The Cleetwood Cove area is the only legal access to the shore. If you’ve signed up for a day trip to Wizard Island, this is your only route to get down to the shore and board a ship cruising on Crater Lake.
5. Watchman Peak Trail
The 1.7-mile Watchman Peak Trail is not as steep as the Cleetwood Cove Trail. But with 420 feet in elevation gain, it’s still a place that can drain your energy. As a reward, you get to enjoy the incredible views of the crown jewel of the park.
6. Discovery Point Trail
We could easily add the Discovery Point Trail to our itinerary while spending the second half of the day in the Crater Lake area, but opted not to. Instead we gazed down at the blue vastness from almost the opposite side from where we saw it for the first time.
Unlike the previous hikes, the Discovery Point Trail suits visitors of all walks of life. The 2.2-mile round-trip trail is easy, virtually flat (only 100 feet in elevation gain), and quite beautiful. The path runs along the rim and offers different views of Crater Lake.
7. Garfield Peak Crater Lake Trail
Finish your day on a high note while hiking along the Garfield Peak Crater Lake Trail. The path is long (3.6 mile round trip) and strenuous (1,100 feet in elevation gain). On the other hand, one of the highest peaks in the park provides the breathtaking views of Crater Lake and its surroundings that you haven’t seen yet.
The Best Time to Spend a Day in Crater Lake National Park
Crater Lake National Park welcomes visitors every day of the year. No prior reservation is needed. Yet due to heavy snowfalls, many roads and trails are closed during the winter season (November through April).
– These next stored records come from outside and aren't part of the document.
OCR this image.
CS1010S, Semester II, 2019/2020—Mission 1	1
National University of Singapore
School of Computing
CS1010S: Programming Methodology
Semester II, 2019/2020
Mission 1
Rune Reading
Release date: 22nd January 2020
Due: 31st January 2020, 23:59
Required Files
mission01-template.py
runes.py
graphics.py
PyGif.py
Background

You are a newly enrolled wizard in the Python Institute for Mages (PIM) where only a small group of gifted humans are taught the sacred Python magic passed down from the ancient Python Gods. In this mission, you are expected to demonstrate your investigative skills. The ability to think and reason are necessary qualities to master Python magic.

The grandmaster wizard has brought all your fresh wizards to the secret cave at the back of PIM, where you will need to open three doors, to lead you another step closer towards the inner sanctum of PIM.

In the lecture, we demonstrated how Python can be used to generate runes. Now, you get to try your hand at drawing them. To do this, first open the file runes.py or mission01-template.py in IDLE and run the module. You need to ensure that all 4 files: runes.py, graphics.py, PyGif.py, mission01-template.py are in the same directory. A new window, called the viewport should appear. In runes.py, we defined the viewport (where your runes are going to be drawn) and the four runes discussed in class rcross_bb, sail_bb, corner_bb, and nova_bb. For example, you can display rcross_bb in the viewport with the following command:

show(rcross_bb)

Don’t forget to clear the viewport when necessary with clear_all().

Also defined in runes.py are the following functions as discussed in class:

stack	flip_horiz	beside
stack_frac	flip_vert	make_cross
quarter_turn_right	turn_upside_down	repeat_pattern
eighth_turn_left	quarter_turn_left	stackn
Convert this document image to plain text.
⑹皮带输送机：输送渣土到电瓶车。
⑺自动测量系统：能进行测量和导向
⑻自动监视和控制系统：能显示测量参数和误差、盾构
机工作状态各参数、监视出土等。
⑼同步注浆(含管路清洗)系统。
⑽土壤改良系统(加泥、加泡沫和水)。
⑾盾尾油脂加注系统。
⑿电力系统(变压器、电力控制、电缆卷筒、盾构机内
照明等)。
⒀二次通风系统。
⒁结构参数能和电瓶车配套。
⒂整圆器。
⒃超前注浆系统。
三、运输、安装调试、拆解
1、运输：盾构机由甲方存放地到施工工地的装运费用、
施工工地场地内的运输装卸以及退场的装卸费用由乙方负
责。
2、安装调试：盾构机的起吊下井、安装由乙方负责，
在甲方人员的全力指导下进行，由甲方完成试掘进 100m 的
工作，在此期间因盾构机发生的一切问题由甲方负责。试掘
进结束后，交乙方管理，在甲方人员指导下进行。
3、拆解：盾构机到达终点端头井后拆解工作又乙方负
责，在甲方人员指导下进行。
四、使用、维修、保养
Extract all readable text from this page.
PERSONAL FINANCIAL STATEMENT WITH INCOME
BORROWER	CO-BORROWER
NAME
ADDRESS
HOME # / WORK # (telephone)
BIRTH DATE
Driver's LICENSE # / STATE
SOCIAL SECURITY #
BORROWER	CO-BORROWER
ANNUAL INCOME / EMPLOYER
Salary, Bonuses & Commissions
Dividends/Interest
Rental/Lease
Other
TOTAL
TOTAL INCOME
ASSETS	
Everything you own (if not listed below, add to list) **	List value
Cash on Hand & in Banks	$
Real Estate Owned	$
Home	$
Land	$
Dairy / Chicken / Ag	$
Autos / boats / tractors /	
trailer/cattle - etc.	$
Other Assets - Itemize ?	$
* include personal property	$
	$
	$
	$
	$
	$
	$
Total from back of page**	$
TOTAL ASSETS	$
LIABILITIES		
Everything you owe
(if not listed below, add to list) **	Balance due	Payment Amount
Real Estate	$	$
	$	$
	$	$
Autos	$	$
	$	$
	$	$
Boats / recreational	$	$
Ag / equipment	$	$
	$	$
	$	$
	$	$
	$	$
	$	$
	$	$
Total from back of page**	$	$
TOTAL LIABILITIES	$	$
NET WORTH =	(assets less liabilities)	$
In winter, the Rim Drive and North Entrance Road are unable to accommodate cars. The scenic route is open only for skiing and snowshoeing while snowmobiles can still access the North Entrance Road.
Where to Stay
Small towns in the region have plenty of options to accommodate the park’s visitors. During our day adventures in the Crater Lake area, we stayed in Klamath Falls the first night. Known as the gateway to Crater Lake National Park, the city is located roughly one hour south of the lake.
Since we didn’t intend to spend the second day in the Crater Lake area, we stayed further north, in Eugene, located approximately 2 hours 40 minutes away, the following night.